Przemysław Wojcieszek’s Secret (Sekret, 2012)Vol. 14 (February 2012) by Colette de Castro
The new film of Przemysław Wojcieszek is a study of three mismatched Poles. Ksawery (Tomasz Tyndyk), a dancer who performs as a drag queen in Warsaw, is visiting his grandfather, Jan (Marek Kepinski), in the country. With him is Karolina (Agnieszka Podsiadlik) whose relationship to the exotic Ksawery is unclear—she is initially presented as his agent. As the title of the film may suggest, one of them has a secret, and we soon realise that this secret is held by Jan, whom she is investigating.
Should an old man be punished for the horrific crimes of his youth, even if leaving the case alone means he will never be brought to account? Could admitting to such a crime do any good considering that he is near the end of his life? Jan is a man of about eighty, his wife as well as his children seem to have died a long time ago. He is presented as a docile old man, tolerant of his grandson’s unusual work, although preferring not to know too much about it, and even going so far as to say that he worries the audience might hurt his grandson. He potters around the house, reading in his rocking chair, watching old family videos and cooking sardines. It’s difficult to believe that this might be the very house stolen from a Jewish family, the poet Aikerman and his young son, who disappeared under mysterious circumstances.
We learn that this case had been tried some years before. Jan’s refusal to talk about the trial, his utter unwillingness to discuss in a serious way what happened, makes both of the young people very agitated. Ksawery, the grandson, is initially terrified of bringing up the subject with his grandfather, and it is only after constant pressure from Karolina that he finally does. When he asks his grandfather, Jan repeats the same story he seems to have told a thousand times before, adding those ambiguous words, “I was acquitted”. Ksawery is angry at this reply. “I know all about our family porn”, he says. Ksawery knows he is not hearing the truth, but he is afraid to hear the real truth. The crimes committed by our fathers live on within us long after they have been committed. Guilt is passed down the generations like a loathsome inheritance. Jan may die in peace, but a chance remains his grandson will carry the question like a burden throughout his life. Ksawery lets out his frustration in dancing. He dresses up in extravagant gold costumes and high heels; if he can be someone else, he doesn’t have to face the truth.

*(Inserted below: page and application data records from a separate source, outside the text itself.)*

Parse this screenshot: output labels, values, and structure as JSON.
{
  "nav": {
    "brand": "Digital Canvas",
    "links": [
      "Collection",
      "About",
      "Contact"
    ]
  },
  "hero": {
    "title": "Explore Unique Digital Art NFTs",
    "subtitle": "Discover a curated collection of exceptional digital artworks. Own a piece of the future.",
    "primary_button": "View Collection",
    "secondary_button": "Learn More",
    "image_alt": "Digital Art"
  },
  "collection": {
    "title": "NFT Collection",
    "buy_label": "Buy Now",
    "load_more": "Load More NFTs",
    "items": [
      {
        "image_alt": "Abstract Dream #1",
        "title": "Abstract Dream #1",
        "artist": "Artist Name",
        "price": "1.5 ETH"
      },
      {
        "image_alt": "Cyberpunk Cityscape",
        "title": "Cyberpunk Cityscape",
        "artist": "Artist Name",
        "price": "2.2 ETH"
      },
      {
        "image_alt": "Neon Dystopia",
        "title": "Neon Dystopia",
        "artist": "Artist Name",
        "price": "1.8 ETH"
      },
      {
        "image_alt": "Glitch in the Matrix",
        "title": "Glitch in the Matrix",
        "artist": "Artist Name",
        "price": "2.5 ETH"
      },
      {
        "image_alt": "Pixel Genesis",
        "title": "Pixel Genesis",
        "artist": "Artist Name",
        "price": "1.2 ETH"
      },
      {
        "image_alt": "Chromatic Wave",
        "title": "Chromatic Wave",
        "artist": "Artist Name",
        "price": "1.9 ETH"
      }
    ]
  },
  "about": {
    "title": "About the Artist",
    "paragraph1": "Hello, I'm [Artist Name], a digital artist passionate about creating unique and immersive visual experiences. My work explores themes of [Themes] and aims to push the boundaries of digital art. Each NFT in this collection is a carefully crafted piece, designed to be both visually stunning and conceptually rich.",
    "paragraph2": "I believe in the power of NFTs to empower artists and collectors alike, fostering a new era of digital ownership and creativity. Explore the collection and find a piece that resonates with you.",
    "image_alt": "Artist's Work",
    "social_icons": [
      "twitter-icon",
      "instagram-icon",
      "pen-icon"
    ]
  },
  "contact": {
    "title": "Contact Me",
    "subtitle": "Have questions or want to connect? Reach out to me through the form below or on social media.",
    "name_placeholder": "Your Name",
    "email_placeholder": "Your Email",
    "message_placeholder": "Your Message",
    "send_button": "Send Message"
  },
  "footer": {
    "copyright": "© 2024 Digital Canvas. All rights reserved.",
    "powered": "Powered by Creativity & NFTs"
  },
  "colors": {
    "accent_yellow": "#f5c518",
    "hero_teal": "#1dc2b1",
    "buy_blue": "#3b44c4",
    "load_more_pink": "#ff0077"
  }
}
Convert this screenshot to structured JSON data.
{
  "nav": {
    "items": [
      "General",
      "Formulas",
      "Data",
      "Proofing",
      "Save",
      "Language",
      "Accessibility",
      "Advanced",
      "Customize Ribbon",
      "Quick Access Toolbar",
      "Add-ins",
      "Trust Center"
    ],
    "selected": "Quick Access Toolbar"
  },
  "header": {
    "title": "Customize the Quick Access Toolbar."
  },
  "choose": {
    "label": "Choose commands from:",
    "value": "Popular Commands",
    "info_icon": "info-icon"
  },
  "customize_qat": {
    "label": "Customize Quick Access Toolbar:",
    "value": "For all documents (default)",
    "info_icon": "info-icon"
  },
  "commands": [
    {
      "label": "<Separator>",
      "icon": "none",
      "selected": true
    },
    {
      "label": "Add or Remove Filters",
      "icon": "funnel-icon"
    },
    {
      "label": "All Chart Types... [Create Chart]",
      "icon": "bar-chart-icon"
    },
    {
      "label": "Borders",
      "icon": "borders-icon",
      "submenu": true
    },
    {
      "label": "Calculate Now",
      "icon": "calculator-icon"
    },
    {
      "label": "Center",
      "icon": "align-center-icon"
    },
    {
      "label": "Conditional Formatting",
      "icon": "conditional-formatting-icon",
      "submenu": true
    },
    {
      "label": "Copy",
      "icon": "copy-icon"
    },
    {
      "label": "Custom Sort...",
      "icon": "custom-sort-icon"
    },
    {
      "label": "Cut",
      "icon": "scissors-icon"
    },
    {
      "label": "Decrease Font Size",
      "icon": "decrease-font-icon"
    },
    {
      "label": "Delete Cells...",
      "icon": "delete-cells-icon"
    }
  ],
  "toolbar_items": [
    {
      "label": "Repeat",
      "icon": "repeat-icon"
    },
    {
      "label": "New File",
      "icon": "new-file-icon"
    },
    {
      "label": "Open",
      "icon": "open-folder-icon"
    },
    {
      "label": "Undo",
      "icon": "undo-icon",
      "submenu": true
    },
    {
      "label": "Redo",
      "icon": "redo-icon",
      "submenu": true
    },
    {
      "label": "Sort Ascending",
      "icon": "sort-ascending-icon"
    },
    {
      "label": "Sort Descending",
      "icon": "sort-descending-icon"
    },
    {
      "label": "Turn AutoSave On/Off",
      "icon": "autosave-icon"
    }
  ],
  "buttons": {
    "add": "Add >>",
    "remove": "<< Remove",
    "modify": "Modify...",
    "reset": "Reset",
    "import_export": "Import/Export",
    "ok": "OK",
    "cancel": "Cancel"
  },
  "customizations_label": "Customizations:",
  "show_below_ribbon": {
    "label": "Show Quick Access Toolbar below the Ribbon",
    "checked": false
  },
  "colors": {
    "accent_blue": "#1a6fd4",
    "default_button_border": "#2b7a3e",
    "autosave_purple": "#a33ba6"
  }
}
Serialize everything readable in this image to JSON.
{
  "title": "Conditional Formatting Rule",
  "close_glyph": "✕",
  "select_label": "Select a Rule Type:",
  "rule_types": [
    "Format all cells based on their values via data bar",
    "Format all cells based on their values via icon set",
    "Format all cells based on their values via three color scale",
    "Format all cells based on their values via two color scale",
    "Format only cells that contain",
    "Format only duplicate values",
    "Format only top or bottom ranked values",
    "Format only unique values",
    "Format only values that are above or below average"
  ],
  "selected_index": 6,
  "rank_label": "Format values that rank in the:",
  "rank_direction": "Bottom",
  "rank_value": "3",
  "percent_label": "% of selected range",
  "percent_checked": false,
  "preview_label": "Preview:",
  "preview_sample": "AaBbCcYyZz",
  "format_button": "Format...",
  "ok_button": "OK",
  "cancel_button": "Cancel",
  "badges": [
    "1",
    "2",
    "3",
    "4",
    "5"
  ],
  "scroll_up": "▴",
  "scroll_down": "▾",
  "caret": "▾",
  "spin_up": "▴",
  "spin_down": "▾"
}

Jan keeps reminding his grandson that he is all that Ksawery has. “I am an old man” he says, “don`t destroy our relationship now”. What he is really asking his grandson is to let him live the rest of his life in peace. But peace at what price? Karolina is a young Jewish woman. She wants to know the truth, even knowing that this will cost the quiet lives of Ksawery and his grandfather. Like Ksawery, Karolina is carrying a family burden, but that of a family of victims rather than of criminals. Karolina doesn’t particularly seem to wish the old man harm. There is even one touching scene where Karolina and Jan dance together on the front porch to an old song he danced to at his wedding. Jan is a respected man. At a wedding, he is asked to speak, and he sings a love song for the newly-weds. Karolina lets out her frustration with the situation in her own way, by screaming. Her character is ambiguous, we don’t know if she is a journalist or just an interested party, but this screaming indicates that she must have personal interest in the story. Karolina screaming is the very first image of the film. The scream was so loud that it is unpleasant to the viewer, but the director admitted to me the day after the premiere that he had had problems with the sound level at the beginning of the film.
Clearly Wojcieszek wanted to keep the pace of this film fast, somehow reflecting the urgency of the situation: Karolina wanting to get a confession out of Jan before the end of his life. At one point she asks Jan, “What is it like to kill a young child?”, and he attacks her, hitting her wildly but feebly, which is all he can do. This film explores the extensive problem of war crimes which have never been solved. It is a startling film, with bursts of sounds and rapid jump cuts coming up as the characters work in the kitchen or walk through a forest. In short, Secret is the story of two generations and two cultures, and a confused young man who is caught up in the middle.